2. Ilczyszyn A, Ridha H, Durrani AJ. Management of chyle leak post neck dissection: a case report and
literature review. J Plast Reconstr Aesthet Surg. 2011;64(9):e223-e230.
3. Jain A, Singh SN, Singhal P, Sharma MP, Grover M. A prospective study on the role of octreotide in
management of chyle fistula neck. Laryngoscope. 2015;125(7):1624-1227.

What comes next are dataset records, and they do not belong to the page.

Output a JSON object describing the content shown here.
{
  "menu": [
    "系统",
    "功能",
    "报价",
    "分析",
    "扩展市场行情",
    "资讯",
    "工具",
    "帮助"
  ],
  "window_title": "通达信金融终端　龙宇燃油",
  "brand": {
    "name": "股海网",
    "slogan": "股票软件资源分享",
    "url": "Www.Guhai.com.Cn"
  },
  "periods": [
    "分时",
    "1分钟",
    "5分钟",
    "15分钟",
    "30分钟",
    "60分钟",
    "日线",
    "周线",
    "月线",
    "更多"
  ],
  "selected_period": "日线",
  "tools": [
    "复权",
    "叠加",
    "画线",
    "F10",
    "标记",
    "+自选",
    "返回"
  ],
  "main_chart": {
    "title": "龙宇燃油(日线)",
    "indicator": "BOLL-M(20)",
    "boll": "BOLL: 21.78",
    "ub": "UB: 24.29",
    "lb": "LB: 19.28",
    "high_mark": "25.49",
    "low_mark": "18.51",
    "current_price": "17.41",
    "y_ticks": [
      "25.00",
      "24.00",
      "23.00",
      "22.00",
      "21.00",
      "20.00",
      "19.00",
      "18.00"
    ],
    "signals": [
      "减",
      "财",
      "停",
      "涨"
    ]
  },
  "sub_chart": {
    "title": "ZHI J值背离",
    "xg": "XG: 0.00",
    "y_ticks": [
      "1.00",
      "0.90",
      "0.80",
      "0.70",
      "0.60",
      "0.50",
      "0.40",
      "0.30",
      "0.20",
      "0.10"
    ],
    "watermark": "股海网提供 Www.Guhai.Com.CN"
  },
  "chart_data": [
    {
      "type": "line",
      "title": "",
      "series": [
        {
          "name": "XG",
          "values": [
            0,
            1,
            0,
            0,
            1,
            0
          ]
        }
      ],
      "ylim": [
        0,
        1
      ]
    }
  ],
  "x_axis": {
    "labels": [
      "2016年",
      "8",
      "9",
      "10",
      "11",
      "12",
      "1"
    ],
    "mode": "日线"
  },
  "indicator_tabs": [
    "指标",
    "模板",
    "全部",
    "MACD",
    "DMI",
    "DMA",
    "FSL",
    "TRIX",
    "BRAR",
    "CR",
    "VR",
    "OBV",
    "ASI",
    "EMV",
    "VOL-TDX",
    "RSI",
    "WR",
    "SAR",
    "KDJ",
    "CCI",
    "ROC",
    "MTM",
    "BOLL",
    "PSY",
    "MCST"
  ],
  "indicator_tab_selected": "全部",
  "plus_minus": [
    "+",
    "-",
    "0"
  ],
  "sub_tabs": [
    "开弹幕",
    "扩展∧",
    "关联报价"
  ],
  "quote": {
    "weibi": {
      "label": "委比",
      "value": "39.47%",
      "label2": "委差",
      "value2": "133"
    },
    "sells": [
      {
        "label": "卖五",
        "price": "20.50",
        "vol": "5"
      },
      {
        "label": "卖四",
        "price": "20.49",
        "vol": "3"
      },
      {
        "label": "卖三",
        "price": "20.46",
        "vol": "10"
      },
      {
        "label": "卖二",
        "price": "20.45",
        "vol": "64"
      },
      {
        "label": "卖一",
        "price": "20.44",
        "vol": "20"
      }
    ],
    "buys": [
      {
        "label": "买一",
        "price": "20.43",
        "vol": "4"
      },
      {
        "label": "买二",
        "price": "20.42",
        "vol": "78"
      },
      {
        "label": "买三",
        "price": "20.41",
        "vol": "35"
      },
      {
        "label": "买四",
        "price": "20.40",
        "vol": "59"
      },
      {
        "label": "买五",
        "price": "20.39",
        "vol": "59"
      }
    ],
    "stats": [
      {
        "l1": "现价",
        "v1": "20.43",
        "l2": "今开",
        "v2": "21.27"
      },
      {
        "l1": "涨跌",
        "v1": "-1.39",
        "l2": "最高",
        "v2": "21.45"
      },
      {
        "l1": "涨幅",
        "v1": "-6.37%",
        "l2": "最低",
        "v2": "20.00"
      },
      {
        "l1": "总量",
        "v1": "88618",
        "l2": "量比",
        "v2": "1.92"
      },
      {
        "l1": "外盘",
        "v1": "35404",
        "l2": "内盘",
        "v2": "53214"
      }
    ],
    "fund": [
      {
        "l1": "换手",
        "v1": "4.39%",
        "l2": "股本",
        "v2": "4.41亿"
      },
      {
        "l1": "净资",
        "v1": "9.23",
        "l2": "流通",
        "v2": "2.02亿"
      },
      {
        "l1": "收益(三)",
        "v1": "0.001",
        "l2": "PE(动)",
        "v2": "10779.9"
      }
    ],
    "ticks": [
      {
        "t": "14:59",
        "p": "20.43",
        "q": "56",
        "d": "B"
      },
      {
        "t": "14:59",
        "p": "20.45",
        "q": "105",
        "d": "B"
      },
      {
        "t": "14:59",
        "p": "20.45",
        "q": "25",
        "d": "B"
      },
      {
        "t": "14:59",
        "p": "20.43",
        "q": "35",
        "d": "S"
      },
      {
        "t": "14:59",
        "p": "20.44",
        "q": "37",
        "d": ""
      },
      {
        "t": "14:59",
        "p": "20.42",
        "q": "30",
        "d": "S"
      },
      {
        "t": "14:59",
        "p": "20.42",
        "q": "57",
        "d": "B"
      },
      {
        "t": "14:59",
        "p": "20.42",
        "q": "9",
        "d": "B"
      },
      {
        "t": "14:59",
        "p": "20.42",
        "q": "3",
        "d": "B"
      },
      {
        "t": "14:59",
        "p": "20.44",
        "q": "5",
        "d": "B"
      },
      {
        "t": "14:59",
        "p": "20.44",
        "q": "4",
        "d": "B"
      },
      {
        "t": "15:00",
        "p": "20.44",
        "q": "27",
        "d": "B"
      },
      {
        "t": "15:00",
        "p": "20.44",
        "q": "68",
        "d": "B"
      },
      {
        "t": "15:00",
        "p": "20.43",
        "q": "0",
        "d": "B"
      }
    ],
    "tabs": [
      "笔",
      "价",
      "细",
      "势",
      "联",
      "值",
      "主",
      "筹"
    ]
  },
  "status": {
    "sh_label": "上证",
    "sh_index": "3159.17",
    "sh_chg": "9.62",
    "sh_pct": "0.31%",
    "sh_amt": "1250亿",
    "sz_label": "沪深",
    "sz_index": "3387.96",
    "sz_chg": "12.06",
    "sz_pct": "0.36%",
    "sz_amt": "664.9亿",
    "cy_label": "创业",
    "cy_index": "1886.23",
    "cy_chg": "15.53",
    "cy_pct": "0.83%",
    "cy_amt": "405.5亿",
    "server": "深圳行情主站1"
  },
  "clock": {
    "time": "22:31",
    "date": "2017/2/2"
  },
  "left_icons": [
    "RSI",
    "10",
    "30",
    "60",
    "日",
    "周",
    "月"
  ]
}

4. Swanson MS, Hudson RL, Bhandari N, Sinha UK, Maceri DR, Kokot N. Use of octreotide for the
management of chyle fistula following neck dissection. JAMA Otolaryngol Head Neck Surg.
2015;141(8):723-727.
An otherwise healthy 54-year-old perimenopausal woman is scheduled for a mastectomy for biopsy-proven
right-sided grade 2 ductal carcinoma. According to the National Comprehensive Cancer Network
(NCCN) guidelines, postmastectomy radiation therapy will be the standard of care for this patient if she
has which of the following surgical outcomes?
A) 1-cm surgical margins, four positive axillary lymph nodes
B) 1-cm surgical margins, one positive axillary sentinel node
C) 1-mm surgical margins, no positive axillary nodes
D) 5-mm surgical margins, no positive axillary nodes
E) 5-mm surgical margins, three positive axillary nodes
The correct response is Option A.
Traditionally, the need for radiation therapy has been a contraindication for implant-based reconstruction,
and autologous reconstruction is the conservative gold standard for women with advanced cancer
needing postmastectomy radiation. More recently, there have been reports of successful implant
based reconstruction in the setting of postmastectomy radiation that have similar complication
profiles and good oncologic outcomes compared with autologous reconstruction. Protocols vary between
those that radiate the expander and then expand, and those that expand and then radiate the permanent
implant. Being able to anticipate which patient will require postmastectomy radiation is essential for joint
decision making about breast reconstruction with the patient prior to her mastectomy.
By National Comprehensive Cancer Network (NCCN) guidelines, relative indications for postmastectomy
radiation therapy include: positive sentinel node with unknown status of other axillary nodes, one to
three positive nodes on permanent histology, and close surgical margins (less than 5 mm).
Postmastectomy radiation is recommended as the standard of care in the situations of positive surgical
margins with the inability to get clear margins and four or more positive lymph nodes.
Reference(s)
1. Gradishar WJ, Anderson BO, Abraham J, et al. NCCN Clinical practice guidelines in oncology - breast
cancer. National Comprehensive Cancer Network Web
site.https://www.nccn.org/professionals/physician_gls/default.aspx. Updated February 8, 2019. Accessed
February 11, 2019.
2. Ho AY, Hu ZI, Mehrara BJ, Wilkins EG. Radiotherapy in the setting of breast reconstruction: types,
techniques, and timing. Lancet Oncol. 2017 Dec;18(12):e742-e753.